I just found this old camera while visiting with my mom.  Apparently my dad bought it in Japan while stationed there during the Viet-Nam war.  I did some research on it today, and it seems to be a very good little camera.  It shoots any 35mm film, but 2 photos per 1 negative.  Each shot is 1/2 the size of the full negative.  It's has a fast little 2.8 Zuiko lens.

I'm curious if any of you have run into this camera before, and if so, I was wondering about filters for it.  According to the manual, which I found online, there are screw in filters available, but it doesn't say what size.  If anyone knows, and knows whether or not I can use any old filter, assuming it's the right size, that'd be great.  I'd love to get some color filters and shoot b&W with this thing. 
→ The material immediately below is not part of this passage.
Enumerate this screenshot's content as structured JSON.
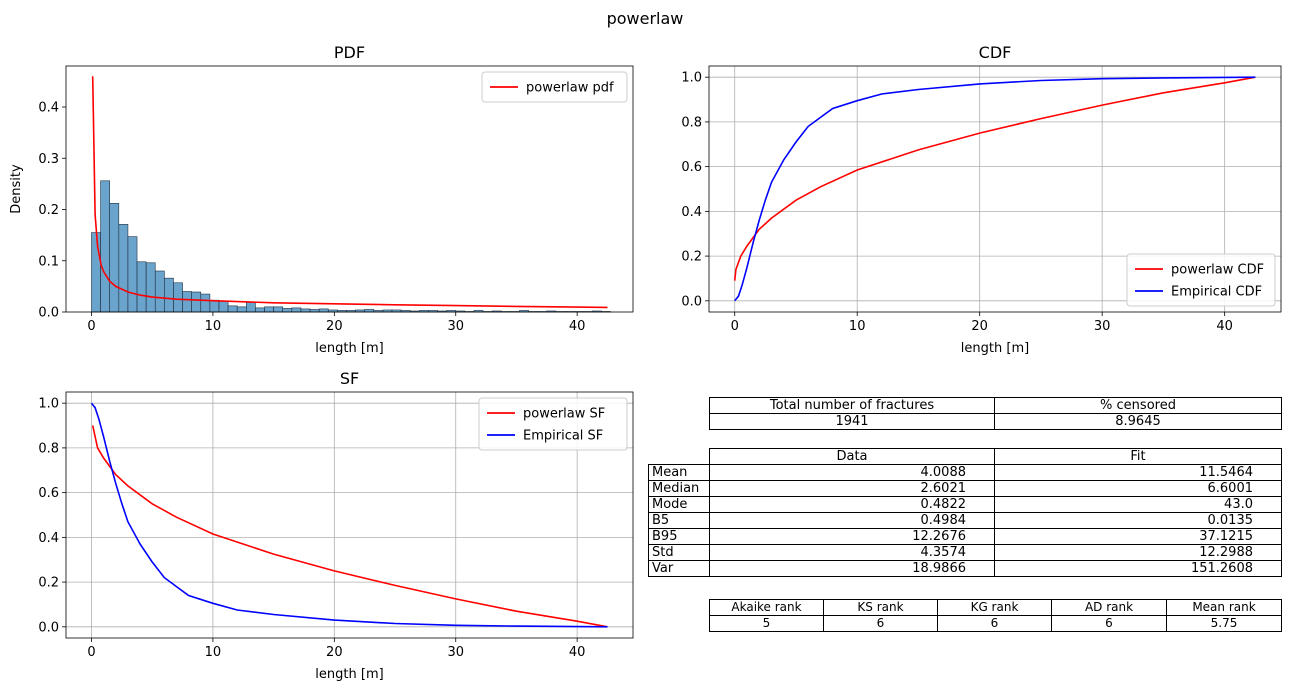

Here's the manual: http://members.cox.net/minolta16/pen/

I'm shooting a 24 exposure roll of generic ISO 200 color film that my mom had laying around.  I can't wait to see what these turn out like.  I have to take 48 shots though to finish the roll   What a neat little camera.

I'd be interested to hear if someone has used one of these before.


----------



## ksmattfish (Apr 22, 2004)

I have a Olympus Pen F half-frame camera.  I don't know much about accessories, but I sure do like the camera.


----------



## drlynn (Apr 22, 2004)

There are half-frame photo clubs on the 'net and local clubs around the country from what I have read on the subject. 

They seem to have quite a following. Enjoy the camera.


----------



## Digital Matt (Apr 23, 2004)

Thanks for your replies   I love the feel of this camera so far.  It seems like a really nice camera.  It's so tiny.  I hope at least one of my shots turns out ok.  I'll take a look for for some half frame photo clubs 

Thanks again.  [/list][/code]


----------



## Mitica100 (Apr 23, 2004)

Pen EES was made around 1962, as you know is a 1/2 frame camera with a nifty, sharp and fast 30mm/2.8  lens.  Quite a miracle, being an SLR, how they were able to make it so compact, without the bulging prism cover, due to the porro prism used.

As for filters:

The camera uses 22.5 filters over the lens or 43.5mm filters over the lens and meter.  I'm sure you'll find a few adapters out there.

Good luck!


----------